Where would Kindness find its meaning, if there was no injustice. How would Love be understood, if there was no Resentment. Where would Hope live, if there was no Adversity and where would Humanity thrive, if there was no Suffering.
For years Syria has been a symbol of overwhelming hardship and agony in the eyes of the world. The walls of its cities bear punctured wounds telling an endless tale of destruction and strife. But where violence prevails, can kindness and love be left behind?
According to UN reports 13.5 million Syrians are in need of humanitarian assistance, out of which 6 million are internally displaced i.e , they have been forced to leave their homes. Some remain trapped in government or rebel held areas.
A present day in Syria would look a lot different than a present day elsewhere. For example for some of us, availing what we need is as easy as heading over to a target store. For Syrians, its not that simple. Target stores and supply chains are hard to find and to run in Syria. Everyday supplies necessary for life need to be delivered to them. Billions have been poured out by many nations towards aiding Syrian civilians but months or year long sieges by the government forces or rebel armies prevent aid convoys to reach the civilians. Not to forget that this aid includes medical supplies which can be crucial in a extensive war zone. Nevertheless, the aid does reach people but many are still in need.

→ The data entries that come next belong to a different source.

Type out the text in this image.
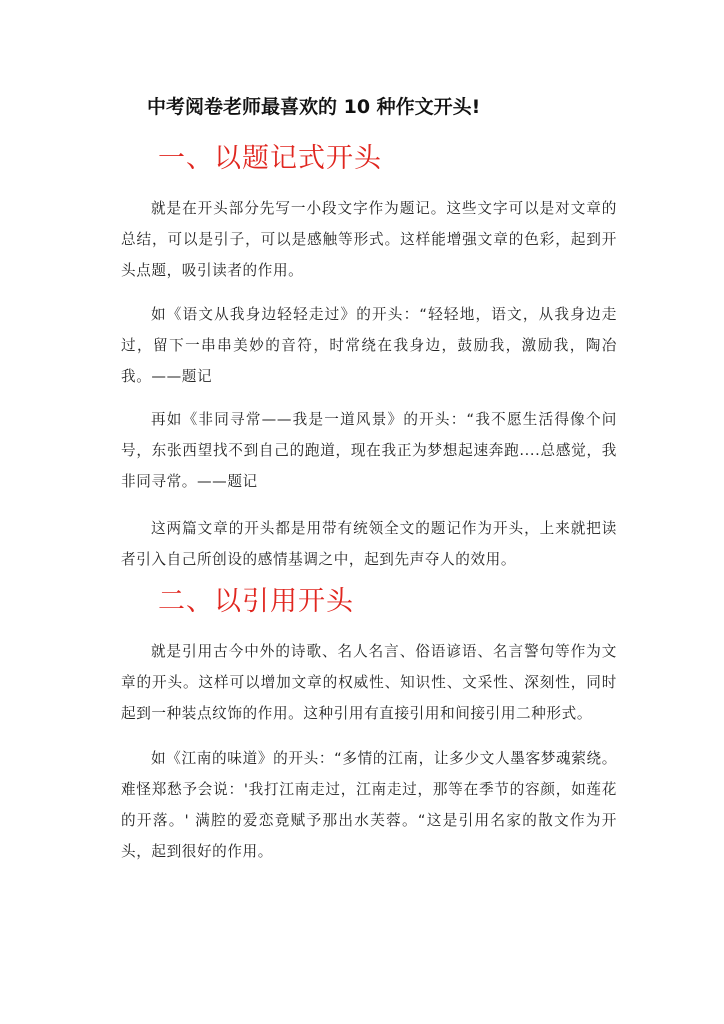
中考阅卷老师最喜欢的 10 种作文开头!
一、以题记式开头
就是在开头部分先写一小段文字作为题记。这些文字可以是对文章的总结，可以是引子，可以是感触等形式。这样能增强文章的色彩，起到开头点题，吸引读者的作用。
如《语文从我身边轻轻走过》的开头：“轻轻地，语文，从我身边走过，留下一串串美妙的音符，时常绕在我身边，鼓励我，激励我，陶冶我。——题记
再如《非同寻常——我是一道风景》的开头：“我不愿生活得像个问号，东张西望找不到自己的跑道，现在我正为梦想起速奔跑....总感觉，我非同寻常。——题记
这两篇文章的开头都是用带有统领全文的题记作为开头，上来就把读者引入自己所创设的感情基调之中，起到先声夺人的效用。
二、以引用开头
就是引用古今中外的诗歌、名人名言、俗语谚语、名言警句等作为文章的开头。这样可以增加文章的权威性、知识性、文采性、深刻性，同时起到一种装点纹饰的作用。这种引用有直接引用和间接引用二种形式。
如《江南的味道》的开头：“多情的江南，让多少文人墨客梦魂萦绕。难怪郑愁予会说：'我打江南走过，江南走过，那等在季节的容颜，如莲花的开落。' 满腔的爱恋竟赋予那出水芙蓉。“这是引用名家的散文作为开头，起到很好的作用。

Sending aid through convoys and humanitarian agencies is one thing, but stepping into a war inflicted region is another. Doctors, volunteers and humanitarian workers have taken up the gauntlet of caring, providing and preserving the people of Syria. They are well aware of the dangers that ensnare them, but the calling to serve soars higher. Talk about stepping out of your comfort zone, this is way beyond just stepping out. It is rather, stepping into a situation that can lead to gravely fatally consequences.
Not many must have heard of Kayla Mueller, a 26 years old who worked in countries across the globe as a humanitarian. Her calling of serving people who are desperate drove her across the globe to live and work with several refugee groups. She had worked among Tibetan refugees in India, African refugees in Israel and refugees in Palestine before travelling to Syria.The organisation she worked with is called “Doctors without borders”. She came to Syria with her friend who was a Syrian himself.
It was August 2013, when the first news of their daughter being kidnapped came to her parents through a nasty email from ISIS. Few days later after Kayla crossed into Syria, she was abducted on her way back from the hospital. While in Syria, she was held hostage by one of the most brutal terror groups.
We all can catch a glimpse of what she would have dealt with in the days that followed. Held captive in her 12/12 Feet room with no light, not enough layers to cover herself and facing horrendous atrocities at the hand of ISIS, she endured 18 months. Meanwhile, the family toiled tirelessly to bring her home. But the in-cooperation of the American government left them helpless. Bound by their policies, the government denied the payment of a ransom of $5 million to ensure Kayla’s release.Watch Kayla’s parents plea to the ISIS
The ISIS gave her family a 30 days window wherein the ransom needed to be paid. Failure to meet the deadline would have called for her execution on her birthday that year. But the video plea seemed to have worked and the execution did not take place after 30 days. She remained an agonized hostage until February 2015, when the ISIS claimed that she was killed in Jordanian airstrike. Experts however believe the opposite.Watch Kayla’s story here.
Her commitment to serve the people is exemplary. She probably did more that people could do in a lifetime.
Inspite of global awareness of the scale of danger in this country, Syria still sees a wave of volunteers each year outpouring resources , time and their lives itself to help and aid the wounded. A Japanese volunteer in an interview with the BBC said that the workers know that they are risking their lives, its hard enough not to think about it while we do this work, but the people here really need our help.
As war brings out the worst of human character, its in the heart of war that courageous lives find their profound meaning and purpose. Syrians sure have seen how death can seem better than life in their country, they have also seen probably the warmest, kindest and bravest of human hearts that ever lived.